「自然の中の3日が問題解決能力を高める」米研究者
米ユタ大学の認知心理学者デビッド・ストレイヤーは、人間の脳が間違いを犯しやすいことを知っている。彼の研究によれば、運転中に携帯電話を使うと、アルコールを摂取したときと同じくらい注意力が低下し、誤った操作をしやすくなるという。
一つのものごとに意識を集中させる「注意」の専門家であるストレイヤーは、職業柄、現代生活が人間に及ぼす影響にも詳しい。山歩きが好きな彼は、そうした影響を軽減してくれるものがあることも知っている。それが、自然だ。
私はストレイヤーと心理学専攻の学生22人と一緒に、米国ユタ州の峡谷でキャンプをしていた。3日目、ストレイヤーは自らが「3日効果」と名づけたアイデアについて解説してくれた。人間の脳は疲れ知らずの機械ではなく、簡単に疲弊してしまう。しかし、日常の雑務を中断して自然環境に身を置けば、元気を取り戻せるだけでなく、知的能力も向上するというのだ。
手つかずの自然で3日間キャンプしながら歩き回ったグループでは、それ以前と比べて、問題を創造的に解決する能力が5割も高まったという研究結果が出た。自然にゆっくりと浸ったときに起きる精神的な浄化作用のことを、ストレイヤーは「3日効果」と呼んでいる。峡谷を訪れたのも、この効果を検証するためだ。

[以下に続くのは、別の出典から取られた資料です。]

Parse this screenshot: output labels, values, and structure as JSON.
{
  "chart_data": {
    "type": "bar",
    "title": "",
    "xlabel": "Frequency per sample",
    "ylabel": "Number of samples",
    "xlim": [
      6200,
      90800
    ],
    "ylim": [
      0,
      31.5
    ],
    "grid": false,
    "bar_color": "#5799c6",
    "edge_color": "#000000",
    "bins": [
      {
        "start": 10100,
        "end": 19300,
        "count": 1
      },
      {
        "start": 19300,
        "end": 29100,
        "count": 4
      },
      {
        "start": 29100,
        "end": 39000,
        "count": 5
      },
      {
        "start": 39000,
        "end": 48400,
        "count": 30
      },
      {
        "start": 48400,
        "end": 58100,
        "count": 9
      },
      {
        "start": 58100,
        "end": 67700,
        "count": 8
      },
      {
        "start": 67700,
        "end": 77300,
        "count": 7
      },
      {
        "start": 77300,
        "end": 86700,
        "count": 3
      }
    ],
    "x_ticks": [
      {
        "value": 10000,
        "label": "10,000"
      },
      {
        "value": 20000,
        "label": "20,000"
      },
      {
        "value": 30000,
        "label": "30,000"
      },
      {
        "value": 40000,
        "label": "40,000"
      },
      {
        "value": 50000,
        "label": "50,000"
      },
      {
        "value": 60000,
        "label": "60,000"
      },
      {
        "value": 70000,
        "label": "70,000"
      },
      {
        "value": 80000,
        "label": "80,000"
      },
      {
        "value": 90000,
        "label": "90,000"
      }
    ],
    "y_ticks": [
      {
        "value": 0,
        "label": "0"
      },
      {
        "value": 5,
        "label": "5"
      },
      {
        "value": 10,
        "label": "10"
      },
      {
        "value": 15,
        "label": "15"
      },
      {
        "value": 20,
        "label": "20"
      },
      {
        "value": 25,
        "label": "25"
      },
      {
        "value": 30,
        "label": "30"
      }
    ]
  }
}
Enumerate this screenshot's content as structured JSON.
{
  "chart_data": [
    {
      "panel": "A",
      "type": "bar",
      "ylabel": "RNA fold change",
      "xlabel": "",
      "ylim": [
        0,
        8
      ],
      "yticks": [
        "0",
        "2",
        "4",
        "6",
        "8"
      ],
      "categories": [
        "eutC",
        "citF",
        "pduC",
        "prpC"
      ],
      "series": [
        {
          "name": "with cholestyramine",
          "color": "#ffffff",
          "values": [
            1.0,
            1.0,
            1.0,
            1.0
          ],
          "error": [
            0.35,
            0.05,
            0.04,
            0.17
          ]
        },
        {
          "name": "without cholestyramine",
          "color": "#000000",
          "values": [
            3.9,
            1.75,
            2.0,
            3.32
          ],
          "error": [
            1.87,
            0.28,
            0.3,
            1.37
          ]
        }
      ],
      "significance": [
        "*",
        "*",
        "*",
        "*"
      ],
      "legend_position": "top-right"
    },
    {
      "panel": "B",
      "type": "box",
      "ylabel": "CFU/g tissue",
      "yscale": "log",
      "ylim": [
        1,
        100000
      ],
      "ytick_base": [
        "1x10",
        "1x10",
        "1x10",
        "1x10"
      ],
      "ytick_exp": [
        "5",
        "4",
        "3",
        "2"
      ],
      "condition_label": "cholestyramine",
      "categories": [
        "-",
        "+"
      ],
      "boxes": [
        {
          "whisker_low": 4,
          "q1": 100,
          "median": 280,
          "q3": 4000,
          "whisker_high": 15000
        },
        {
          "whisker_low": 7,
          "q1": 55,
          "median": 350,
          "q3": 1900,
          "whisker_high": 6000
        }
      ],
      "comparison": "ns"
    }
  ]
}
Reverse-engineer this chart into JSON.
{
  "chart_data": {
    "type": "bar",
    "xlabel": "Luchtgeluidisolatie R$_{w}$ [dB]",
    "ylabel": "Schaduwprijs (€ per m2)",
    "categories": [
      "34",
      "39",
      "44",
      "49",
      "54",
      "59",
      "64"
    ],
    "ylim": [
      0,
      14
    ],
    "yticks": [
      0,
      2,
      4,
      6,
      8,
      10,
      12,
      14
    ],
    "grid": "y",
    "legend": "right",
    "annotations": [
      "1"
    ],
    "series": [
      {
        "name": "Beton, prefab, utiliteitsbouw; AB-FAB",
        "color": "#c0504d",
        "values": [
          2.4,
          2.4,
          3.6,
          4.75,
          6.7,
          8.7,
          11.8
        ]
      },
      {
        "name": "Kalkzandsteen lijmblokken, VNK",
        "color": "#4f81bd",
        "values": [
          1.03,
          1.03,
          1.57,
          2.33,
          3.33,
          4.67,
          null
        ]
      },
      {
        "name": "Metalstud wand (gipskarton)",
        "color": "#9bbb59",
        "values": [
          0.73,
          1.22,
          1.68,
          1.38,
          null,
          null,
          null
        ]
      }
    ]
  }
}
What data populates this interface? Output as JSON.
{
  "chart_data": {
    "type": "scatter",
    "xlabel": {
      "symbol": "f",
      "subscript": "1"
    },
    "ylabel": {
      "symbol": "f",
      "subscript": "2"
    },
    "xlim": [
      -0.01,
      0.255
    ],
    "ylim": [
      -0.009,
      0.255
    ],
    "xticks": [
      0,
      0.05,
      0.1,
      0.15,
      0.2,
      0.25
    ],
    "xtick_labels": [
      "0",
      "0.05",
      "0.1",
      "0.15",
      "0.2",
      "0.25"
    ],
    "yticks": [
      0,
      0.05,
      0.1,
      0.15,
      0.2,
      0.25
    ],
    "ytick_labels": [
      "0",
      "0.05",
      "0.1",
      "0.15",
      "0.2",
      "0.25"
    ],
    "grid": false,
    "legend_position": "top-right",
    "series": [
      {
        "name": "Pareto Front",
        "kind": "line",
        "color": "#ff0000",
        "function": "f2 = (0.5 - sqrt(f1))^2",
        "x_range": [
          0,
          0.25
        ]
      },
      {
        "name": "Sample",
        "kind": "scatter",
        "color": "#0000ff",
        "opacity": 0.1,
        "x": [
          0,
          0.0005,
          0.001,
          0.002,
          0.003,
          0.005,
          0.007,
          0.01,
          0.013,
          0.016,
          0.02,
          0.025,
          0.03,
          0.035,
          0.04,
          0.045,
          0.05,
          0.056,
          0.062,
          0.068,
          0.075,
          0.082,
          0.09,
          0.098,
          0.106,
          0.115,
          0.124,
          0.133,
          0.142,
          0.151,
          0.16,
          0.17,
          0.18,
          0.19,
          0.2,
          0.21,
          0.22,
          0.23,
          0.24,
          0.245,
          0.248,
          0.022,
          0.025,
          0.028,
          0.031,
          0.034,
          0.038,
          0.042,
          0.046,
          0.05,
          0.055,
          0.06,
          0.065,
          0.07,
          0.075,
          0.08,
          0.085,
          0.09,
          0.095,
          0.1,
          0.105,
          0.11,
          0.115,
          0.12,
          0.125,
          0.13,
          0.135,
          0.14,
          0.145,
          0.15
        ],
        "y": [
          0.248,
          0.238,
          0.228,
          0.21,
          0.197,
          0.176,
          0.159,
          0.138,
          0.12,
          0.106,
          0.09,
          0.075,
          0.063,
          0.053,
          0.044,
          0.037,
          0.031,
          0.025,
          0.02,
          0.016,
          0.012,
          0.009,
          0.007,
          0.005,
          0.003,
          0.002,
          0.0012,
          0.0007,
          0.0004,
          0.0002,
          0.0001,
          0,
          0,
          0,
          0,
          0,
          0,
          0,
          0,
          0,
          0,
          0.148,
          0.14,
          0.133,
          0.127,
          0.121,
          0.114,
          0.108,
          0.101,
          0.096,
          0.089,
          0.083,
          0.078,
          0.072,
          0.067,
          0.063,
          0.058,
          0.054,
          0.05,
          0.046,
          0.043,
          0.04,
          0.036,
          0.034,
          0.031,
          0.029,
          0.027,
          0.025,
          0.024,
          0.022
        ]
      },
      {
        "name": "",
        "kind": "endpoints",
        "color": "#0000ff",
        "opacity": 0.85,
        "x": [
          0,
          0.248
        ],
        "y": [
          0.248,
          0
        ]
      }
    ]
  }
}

「3日目になると、これまで感じなかった匂いや物音に気づくようになるんです」とストレイヤーは言う。傾きかけた太陽の光が峡谷の壁面を赤く染めていき、私たちはくつろいだ雰囲気に包まれた。「これまでにないほど自然と調和しています。2、3日の間でも、その瞬間その瞬間を生きる経験ができた人では、質的思考に違いが生まれるようです」
ストレイヤーの仮説によれば、自然の中に身を置くと、脳の司令センターに当たる前頭前野(前頭葉の前部)が休息をとれる。この説が正しければ、脳波計で測定した際に前頭葉の中央部から出るシータ波が弱くなるだろう。峡谷で測定された私たちの脳波は、授業に出席したり、都会の駐車場をぶらぶらして時間を過ごしたりする被験者たちの脳波と比較される。
今、ストレイヤーほか世界の研究者たちが、自然が人間の脳や体にもたらす影響について調べている。すでに、肥満やうつ病、近視といった健康上の問題と、屋内で過ごす時間との間には、はっきりした関連が認められている。神経科学と心理学の進歩によって、ストレスホルモンや心拍数、脳波などから、人間が自然の中で過ごしているときに起きる重要な変化が明らかになってきた。